Determines whether or not it is a palindrome

[Hadhod]

I don't no how to build this program?

Write a function, palindrome(), that processes a line of text and determines whether or not it is a palindrome. Ignore white space, punctuation, and capitalization. You may assume that each line of text is less than 100 characters.


Plz help me

 

[robphy]

What would you do, if someone handed you a word for testing?

 

[Hadhod]

I will check the first letir and the last letir
then check the second letir and befor the last letir
like madam
madam is palindrome
so
can you help me ??please

 

[robphy]

What have you tried so far? [You need to show some effort if you wish to get help from those at PF. Read this: https://www.physicsforums.com/showthread.php?t=94379]

 

[Hadhod]

Ok
Iwill show you my answer soon
thank you for helping me

 

[Hadhod]

#include<iostream>
#include<cstring>
using namespace std;
int main()
{//declaration
const int size=10;
char str[size];
//promot the user to enter a text
count<<"Please,enter a line of text: "<<endl;
//read the text
cin.get(str,size);

for(int n=0; n<size; n++)
count<<str[n];//print it on tne screen


for(int i=0; i<size ;i++)
{
if(str==str[size-1-i]) //checking
{
count<<" is a palindrome. "<<endl;
break;
}
if(str!=str[size-1-i])
{
count<<" is not a palindrome. "<<endl;
break;
}
}




return 0;
}
this is my answer
but it does not work
please help me

 

[Hadhod]

please I need a help

 

[cannibal]

This should help you, sorry for the delay i was busy with finals!. Just one thing it won't work if the text line has spaces. Any questions about the code, post them here. :)

#include<iostream>
#include<cstring>
using namespace std;

void palindrome (char palindrome [100]);

int main()
{
	//Declarations.
	const int size = 100;
	char palindromestring[size];

	//Promt the user to enter a line of text.
	cout << "Welcome to the palindrome identifier.\n";
	cout << "Please, enter a line of text: ";

	cin >> palindromestring;   //Read the line of text.

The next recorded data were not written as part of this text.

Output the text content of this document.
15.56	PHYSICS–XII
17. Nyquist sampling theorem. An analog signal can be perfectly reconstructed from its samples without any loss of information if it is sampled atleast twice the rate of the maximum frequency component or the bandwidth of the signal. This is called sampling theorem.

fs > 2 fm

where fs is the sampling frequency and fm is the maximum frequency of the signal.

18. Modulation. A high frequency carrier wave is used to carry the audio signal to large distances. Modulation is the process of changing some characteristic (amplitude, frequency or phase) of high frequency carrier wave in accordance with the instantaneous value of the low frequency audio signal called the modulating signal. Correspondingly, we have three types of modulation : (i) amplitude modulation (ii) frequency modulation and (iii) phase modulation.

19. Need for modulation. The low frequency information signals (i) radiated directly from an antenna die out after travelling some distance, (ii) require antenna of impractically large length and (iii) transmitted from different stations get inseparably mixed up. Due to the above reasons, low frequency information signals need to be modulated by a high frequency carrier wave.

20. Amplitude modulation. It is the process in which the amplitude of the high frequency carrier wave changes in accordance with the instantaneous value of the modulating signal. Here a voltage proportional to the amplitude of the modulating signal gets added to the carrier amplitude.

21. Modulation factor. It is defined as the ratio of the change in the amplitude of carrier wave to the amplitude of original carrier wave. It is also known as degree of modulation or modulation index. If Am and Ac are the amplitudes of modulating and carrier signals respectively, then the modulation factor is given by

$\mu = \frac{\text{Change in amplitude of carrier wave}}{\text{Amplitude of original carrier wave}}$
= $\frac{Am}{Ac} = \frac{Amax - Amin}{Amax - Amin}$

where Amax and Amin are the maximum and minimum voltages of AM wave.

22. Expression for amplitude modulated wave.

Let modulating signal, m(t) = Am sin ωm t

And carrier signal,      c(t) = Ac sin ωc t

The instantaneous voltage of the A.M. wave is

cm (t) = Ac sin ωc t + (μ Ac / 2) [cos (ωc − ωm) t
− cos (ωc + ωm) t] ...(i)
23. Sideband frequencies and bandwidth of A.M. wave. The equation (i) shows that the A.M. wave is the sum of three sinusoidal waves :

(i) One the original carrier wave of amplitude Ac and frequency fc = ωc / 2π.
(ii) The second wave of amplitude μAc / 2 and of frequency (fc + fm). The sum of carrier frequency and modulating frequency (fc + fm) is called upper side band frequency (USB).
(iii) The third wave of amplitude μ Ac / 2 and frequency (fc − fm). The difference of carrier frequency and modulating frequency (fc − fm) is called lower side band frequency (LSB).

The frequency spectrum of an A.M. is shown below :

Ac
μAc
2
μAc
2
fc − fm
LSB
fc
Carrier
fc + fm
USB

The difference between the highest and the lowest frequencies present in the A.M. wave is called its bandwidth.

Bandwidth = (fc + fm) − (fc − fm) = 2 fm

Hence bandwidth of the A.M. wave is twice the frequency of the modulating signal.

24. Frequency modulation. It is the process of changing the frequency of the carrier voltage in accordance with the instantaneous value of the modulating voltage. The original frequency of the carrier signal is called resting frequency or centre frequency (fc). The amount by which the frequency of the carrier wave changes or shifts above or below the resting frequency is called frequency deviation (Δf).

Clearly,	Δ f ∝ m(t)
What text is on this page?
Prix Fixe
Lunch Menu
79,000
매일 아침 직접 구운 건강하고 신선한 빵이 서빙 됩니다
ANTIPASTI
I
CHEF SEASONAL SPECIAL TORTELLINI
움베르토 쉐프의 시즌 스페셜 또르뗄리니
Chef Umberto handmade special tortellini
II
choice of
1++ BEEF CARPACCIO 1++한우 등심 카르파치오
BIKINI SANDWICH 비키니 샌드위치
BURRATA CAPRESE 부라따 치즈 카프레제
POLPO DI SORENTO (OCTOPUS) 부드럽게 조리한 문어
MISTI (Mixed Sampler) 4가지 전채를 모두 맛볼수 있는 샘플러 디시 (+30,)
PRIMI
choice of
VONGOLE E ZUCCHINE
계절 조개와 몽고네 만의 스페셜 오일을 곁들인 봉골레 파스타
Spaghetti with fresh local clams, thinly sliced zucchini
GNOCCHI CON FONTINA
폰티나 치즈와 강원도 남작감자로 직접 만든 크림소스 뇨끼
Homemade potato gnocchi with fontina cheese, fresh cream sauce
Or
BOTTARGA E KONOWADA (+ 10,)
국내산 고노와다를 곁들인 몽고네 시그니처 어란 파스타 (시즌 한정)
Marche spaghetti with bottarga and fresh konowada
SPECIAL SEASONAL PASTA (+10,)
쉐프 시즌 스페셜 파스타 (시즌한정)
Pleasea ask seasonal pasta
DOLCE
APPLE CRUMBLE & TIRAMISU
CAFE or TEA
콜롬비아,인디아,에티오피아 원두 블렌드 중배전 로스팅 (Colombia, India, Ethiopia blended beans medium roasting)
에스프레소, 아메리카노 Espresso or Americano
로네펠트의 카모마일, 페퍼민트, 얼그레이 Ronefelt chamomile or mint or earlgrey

	cout << endl << endl;  // Makes the output more clean.

	palindrome (palindromestring);
	
	return 0;

}

void palindrome (char palindromestring[100])
{
	//Temp variables
	int n, i, counter = 0;

	//Validation begins
		for (n = 0; palindromestring[n] != '\0'; n++)  //This instruction outputs the values of the string until the value is '\0'
		{
			cout << palindromestring[n]; //Output Begins
		}

		for (i = 0; i < n; i++)  // Loops run from 0 to the length of the string.
		{
			if (palindromestring[i] == palindromestring [n-i-1])  // Comparation of values begins.
			{
				counter++; // If the above condition is true, counter gets incremented by 1.
			}
		}

		if (counter == n) //If the total of counter equals the length (n) of the string, means the string is a palindrome.
		{
			cout << " is a palindrome.\n\n";
		}
		else
			if (counter != n) //Else counter and length (n) are not similar.
			{
				cout << " is not a palindrome.\n\n";
			}
	//Validation Ends
}

 

[Tacomablack]

if you want to implement is different than cannibal did you can make a PDA(pushdown Automata)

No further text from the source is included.